Sintiendo un hormigueo en la piel como si se estuviese aproximando a una serpiente, el joven hizo lo que le pedía. El imán volvió la cara hacia otro lado y fingió hallarse absorto en la belleza del palacio que se elevaba cerca de allí.
—¿Qué otra cosa podía hacer, Achmed? —susurró Saiyad al tiempo que sus dedos abandonaban sus vestiduras y agarraban las del joven a través de las barras—. ¡No sabes la clase de vida que llevamos ahí fuera, en el desierto!
—¿Y qué clase de vida es, si se puede saber? —preguntó Achmed tratando de guardar la compostura aunque sintiendo que el frío invadía todo su ser.
—¡Estamos a punto de morirnos de hambre! Los soldados lo quemaron todo; no nos dejaron nada…, ¡ni siquiera un pellejo de cabra donde poner el agua! ¡No tenemos cobijo ninguno! De noche dormimos en la arena. Durante el día luchamos por la sombra de una palmera. Hay muchos enfermos y heridos y sólo unas pocas mujeres con la magia necesaria para atenderlos. Se llevaron a mi esposa y mis hijos…
—¡Deja de lloriquear! —interrumpió Achmed con un gesto brusco de su mano mientras, sin poder evitarlo, se apartaba con repulsión del contacto de Saiyad—. ¡Tú no eres el único que sufre! ¡Y, por lo menos, eres libre! ¡Míranos a nosotros, aquí encerrados, peor que los animales! —y, mirando de reojo al imán, añadió en voz baja—: Sin duda mi padre estará planeando alguna manera de sacarnos de aquí. O Khardan…
—¡Khardan! —exclamó demasiado alto Saiyad.
Ambos vieron la repentina sacudida de los esbeltos hombros del imán y el ligero movimiento de su cabeza. Volviendo la espalda al sacerdote, Saiyad miró cara a cara a Achmed. Los ojos que hacía un momento tenía avergonzadamente puestos en el suelo, se encontraron de pronto con los del joven con un aire de desprecio. Achmed sintió una profunda inquietud al ver el labio del hombre curvarse en una desdeñosa sonrisa.
—¿No has oído nada de tu precioso hermano?
—¿Qué? ¿Qué sucede con Khardan? —El corazón del Achmed dejó de latir—. ¿Qué le ha ocurrido?
Ahora era él quien agarraba las ropas de Saiyad.
—¿Ocurrido? ¿A él? —dijo éste con una desagradable risotada—. ¡Nada! ¡Nada en absoluto, el sucio cobarde… !
—¿Cómo te atreves?
Achmed tiró violentamente del hombre hacia sí con sus manos y le golpeó la cabeza contra las barras.
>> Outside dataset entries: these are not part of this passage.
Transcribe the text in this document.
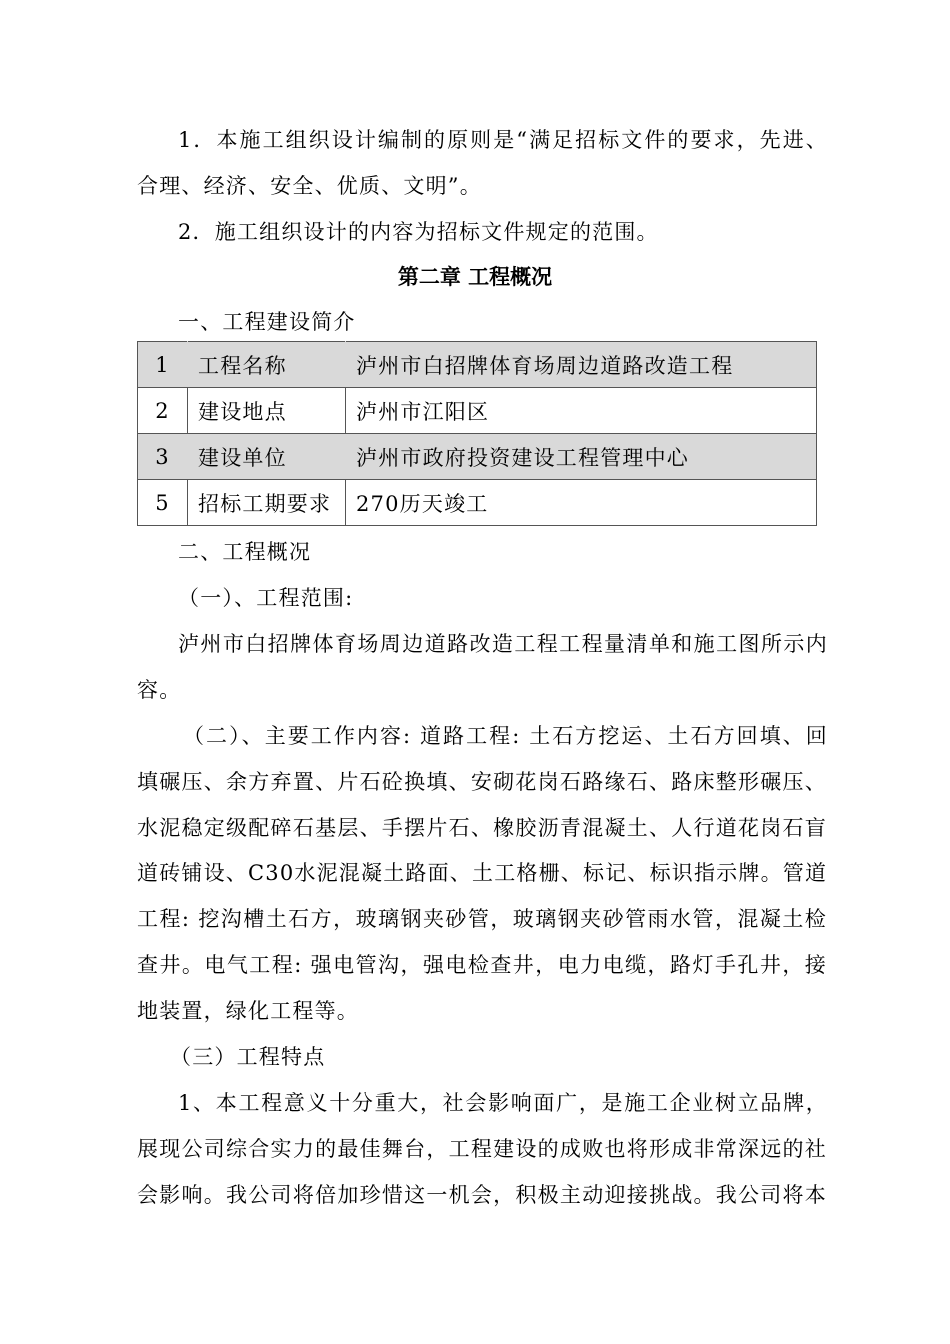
1．本施工组织设计编制的原则是“满足招标文件的要求，先进、
合理、经济、安全、优质、文明”。
2．施工组织设计的内容为招标文件规定的范围。
第二章 工程概况
一、工程建设简介
1	工程名称	泸州市白招牌体育场周边道路改造工程
2	建设地点	泸州市江阳区
3	建设单位	泸州市政府投资建设工程管理中心
5	招标工期要求	270历天竣工
二、工程概况
（一）、工程范围:
泸州市白招牌体育场周边道路改造工程工程量清单和施工图所示内
容。
（二）、主要工作内容: 道路工程: 土石方挖运、土石方回填、回
填碾压、余方弃置、片石砼换填、安砌花岗石路缘石、路床整形碾压、
水泥稳定级配碎石基层、手摆片石、橡胶沥青混凝土、人行道花岗石盲
道砖铺设、C30水泥混凝土路面、土工格栅、标记、标识指示牌。管道
工程: 挖沟槽土石方，玻璃钢夹砂管，玻璃钢夹砂管雨水管，混凝土检
查井。电气工程: 强电管沟，强电检查井，电力电缆，路灯手孔井，接
地装置，绿化工程等。
（三）工程特点
1、本工程意义十分重大，社会影响面广，是施工企业树立品牌，
展现公司综合实力的最佳舞台，工程建设的成败也将形成非常深远的社
会影响。我公司将倍加珍惜这一机会，积极主动迎接挑战。我公司将本
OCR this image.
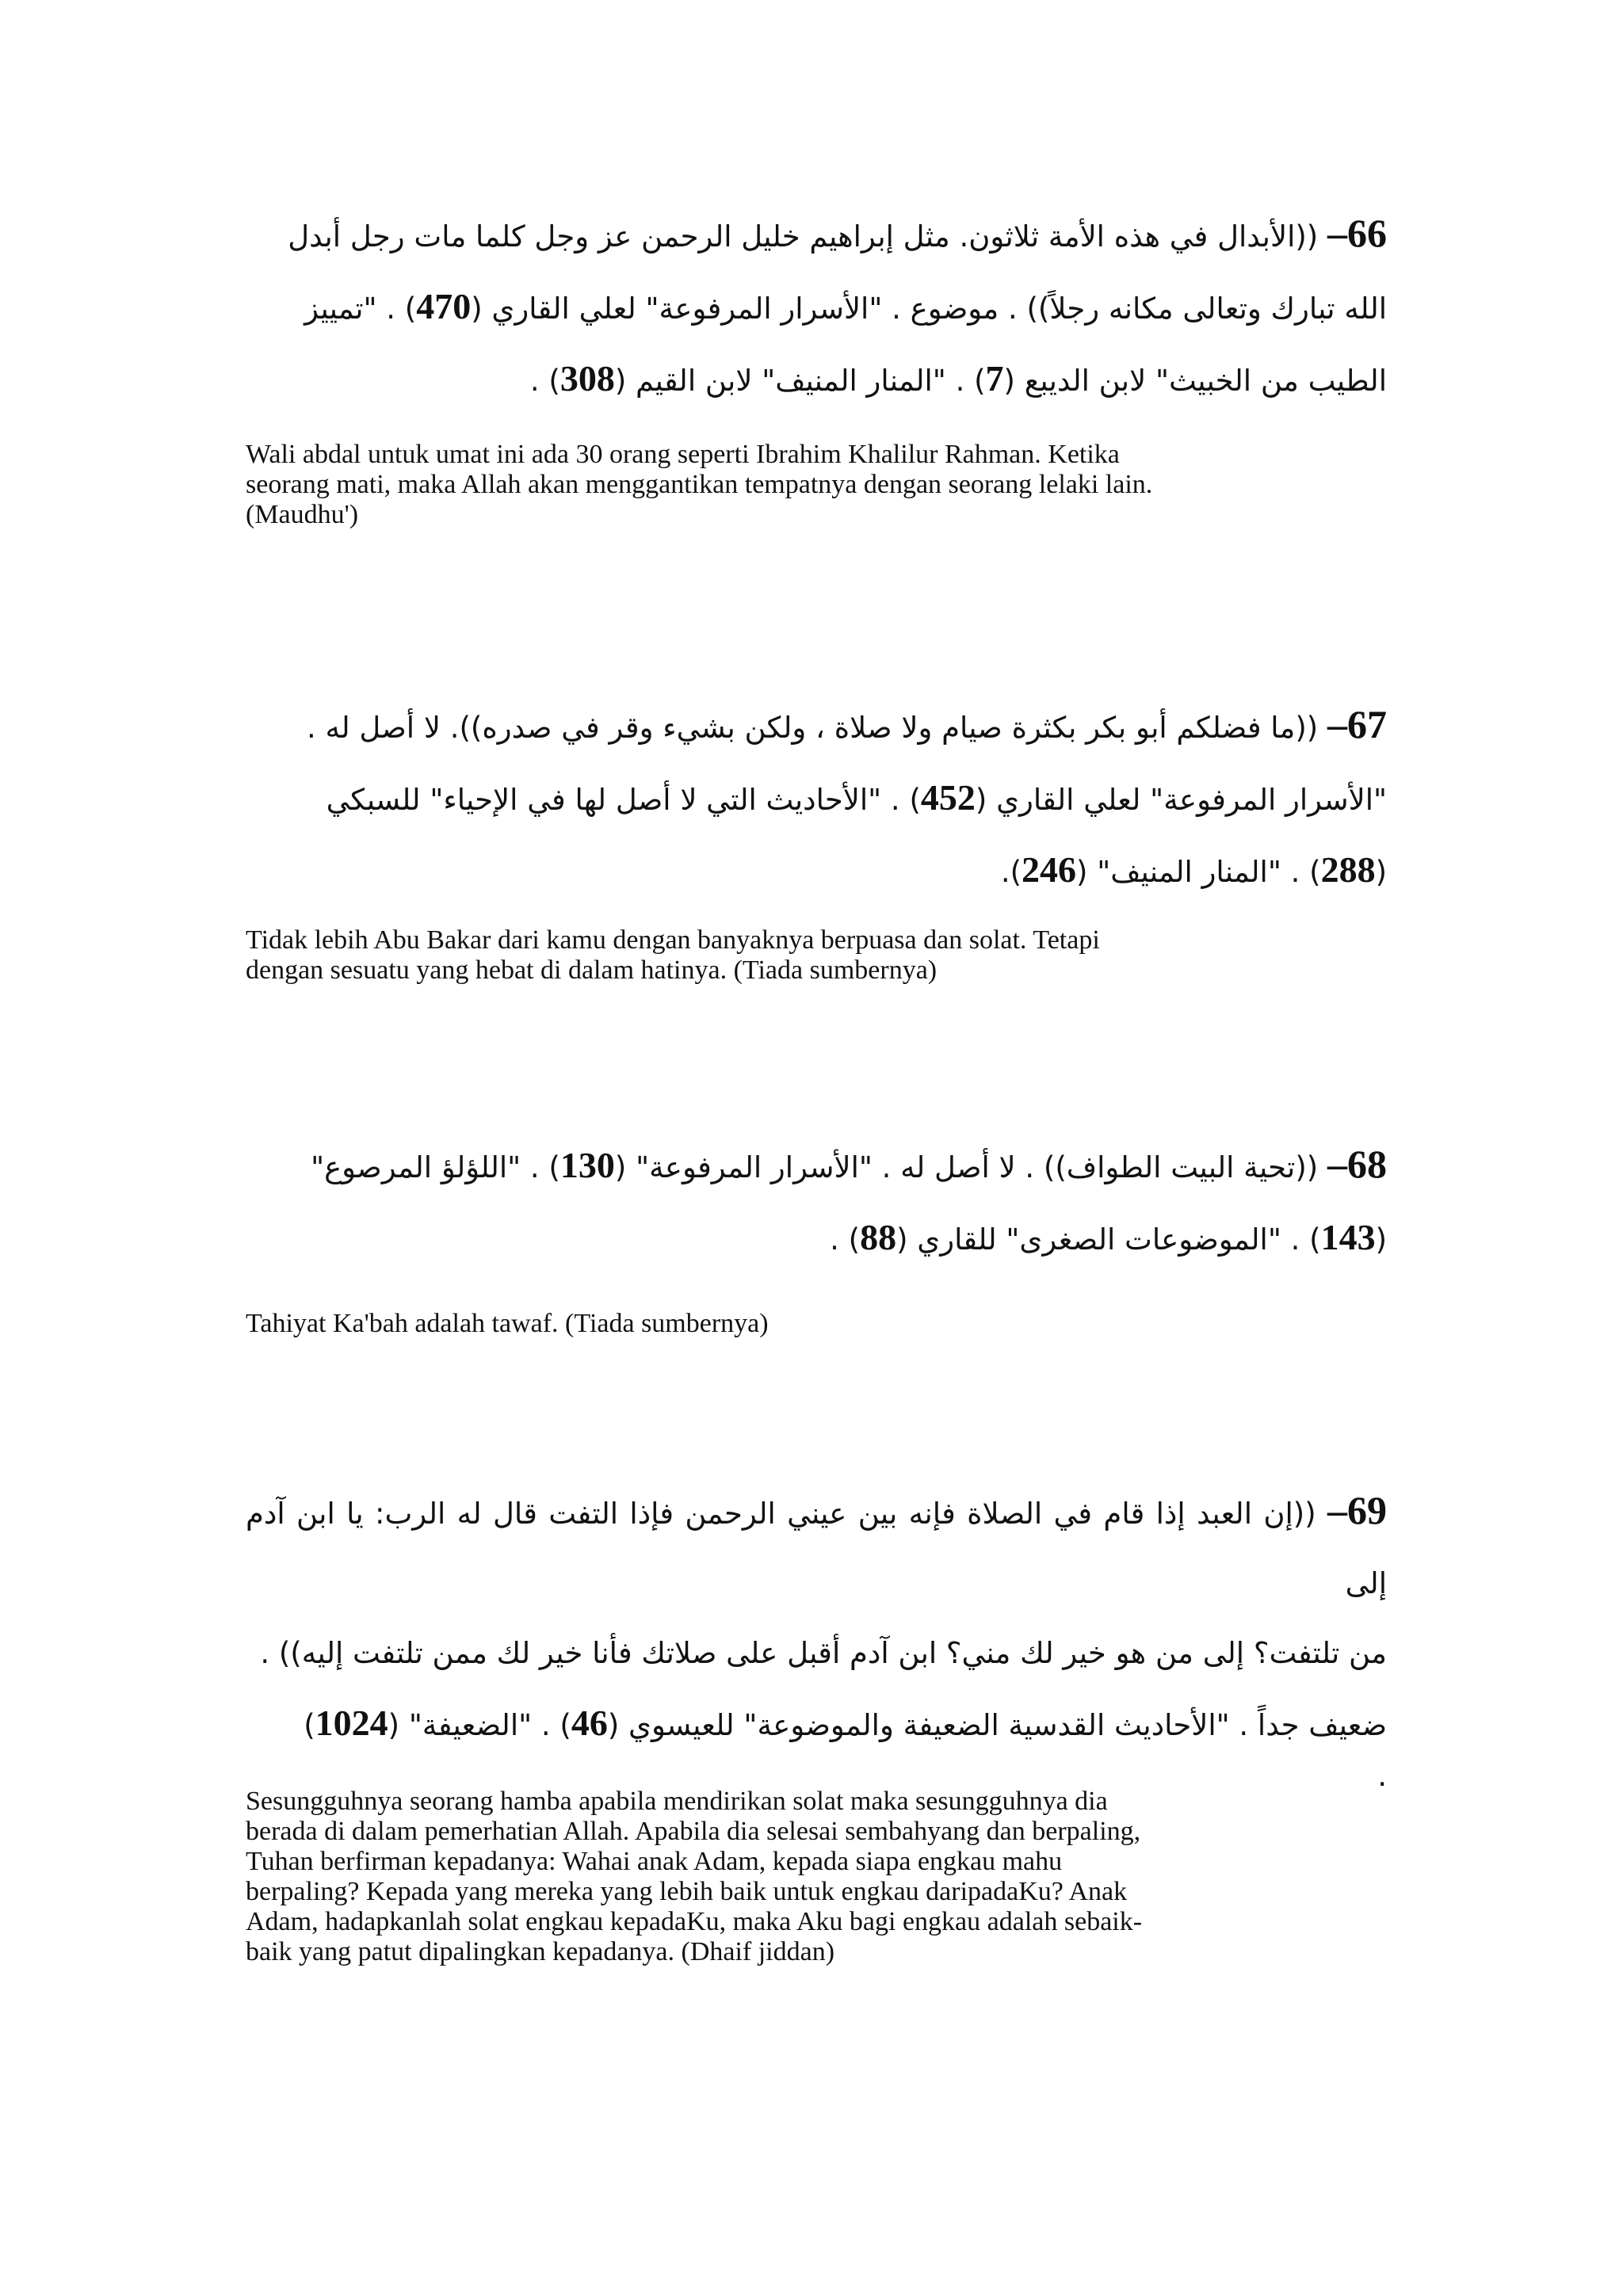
66– ((الأبدال في هذه الأمة ثلاثون. مثل إبراهيم خليل الرحمن عز وجل كلما مات رجل أبدل
الله تبارك وتعالى مكانه رجلاً)) . موضوع . "الأسرار المرفوعة" لعلي القاري (470) . "تمييز
الطيب من الخبيث" لابن الديبع (7) . "المنار المنيف" لابن القيم (308) .
Wali abdal untuk umat ini ada 30 orang seperti Ibrahim Khalilur Rahman. Ketika
seorang mati, maka Allah akan menggantikan tempatnya dengan seorang lelaki lain.
(Maudhu')
67– ((ما فضلكم أبو بكر بكثرة صيام ولا صلاة ، ولكن بشيء وقر في صدره)). لا أصل له .
"الأسرار المرفوعة" لعلي القاري (452) . "الأحاديث التي لا أصل لها في الإحياء" للسبكي
(288) . "المنار المنيف" (246).
Tidak lebih Abu Bakar dari kamu dengan banyaknya berpuasa dan solat. Tetapi
dengan sesuatu yang hebat di dalam hatinya. (Tiada sumbernya)
68– ((تحية البيت الطواف)) . لا أصل له . "الأسرار المرفوعة" (130) . "اللؤلؤ المرصوع"
(143) . "الموضوعات الصغرى" للقاري (88) .
Tahiyat Ka'bah adalah tawaf. (Tiada sumbernya)
69– ((إن العبد إذا قام في الصلاة فإنه بين عيني الرحمن فإذا التفت قال له الرب: يا ابن آدم إلى
من تلتفت؟ إلى من هو خير لك مني؟ ابن آدم أقبل على صلاتك فأنا خير لك ممن تلتفت إليه)) .
ضعيف جداً . "الأحاديث القدسية الضعيفة والموضوعة" للعيسوي (46) . "الضعيفة" (1024)
.
Sesungguhnya seorang hamba apabila mendirikan solat maka sesungguhnya dia
berada di dalam pemerhatian Allah. Apabila dia selesai sembahyang dan berpaling,
Tuhan berfirman kepadanya: Wahai anak Adam, kepada siapa engkau mahu
berpaling? Kepada yang mereka yang lebih baik untuk engkau daripadaKu? Anak
Adam, hadapkanlah solat engkau kepadaKu, maka Aku bagi engkau adalah sebaik-
baik yang patut dipalingkan kepadanya. (Dhaif jiddan)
Uno de los guardias dio un paso hacia ellos, pero el imán, que supuestamente no oía ni veía lo que estaba sucediendo, hizo un gesto rápido e imperceptible y, de nuevo, los guardias se retiraron.
—¡Es la verdad, y nada de cuanto me hagas la va a cambiar! ¡Nuestro califa huyó del campo de batalla disfrazado de mujer!
Achmed miró fijamente al hombre y, de repente, se echó a reír.
—¡Embustero además de traidor! Al menos podrías haber inventado algo más creíble.
Y, soltando al hombre, Achmed se limpió las manos en sus propias ropas, como quien ha estado en contacto con un leproso.
—Sí, ¿verdad? Eso digo yo… —insistió Saiyad enojado—. ¡Usa la cabeza, Achmed! Si estuviese mintiendo, en efecto, ¿no se me habría ocurrido antes cualquier otra historia? ¿Por qué razón iba a mentir, en cualquier caso?
—¡Para conseguir que me una a él! —respondió Achmed con un gesto furioso hacia el sacerdote.
—¡Me importa un comino si te unes a nosotros o no! —rugió Saiyad y, dándose cuenta de que estaba perdiendo el control y dañando su propia causa, el hombre se rehizo con un aire de raída dignidad—. He venido aquí paraexplicarte por qué he hecho lo que he hecho, con la esperanza de que tú y los otros me comprendáis. Lo que te he dicho acerca de Khardan es la verdad; lo juro por… —aquí Saiyad vaciló; a punto había estado de decir «Akhran», pero, al ver la silenciosa figura del imán a cierta distancia de ellos, se atragantó— … por el honor de mi madre —concluyó no muy convencido—. Todos en el desierto saben que es verdad.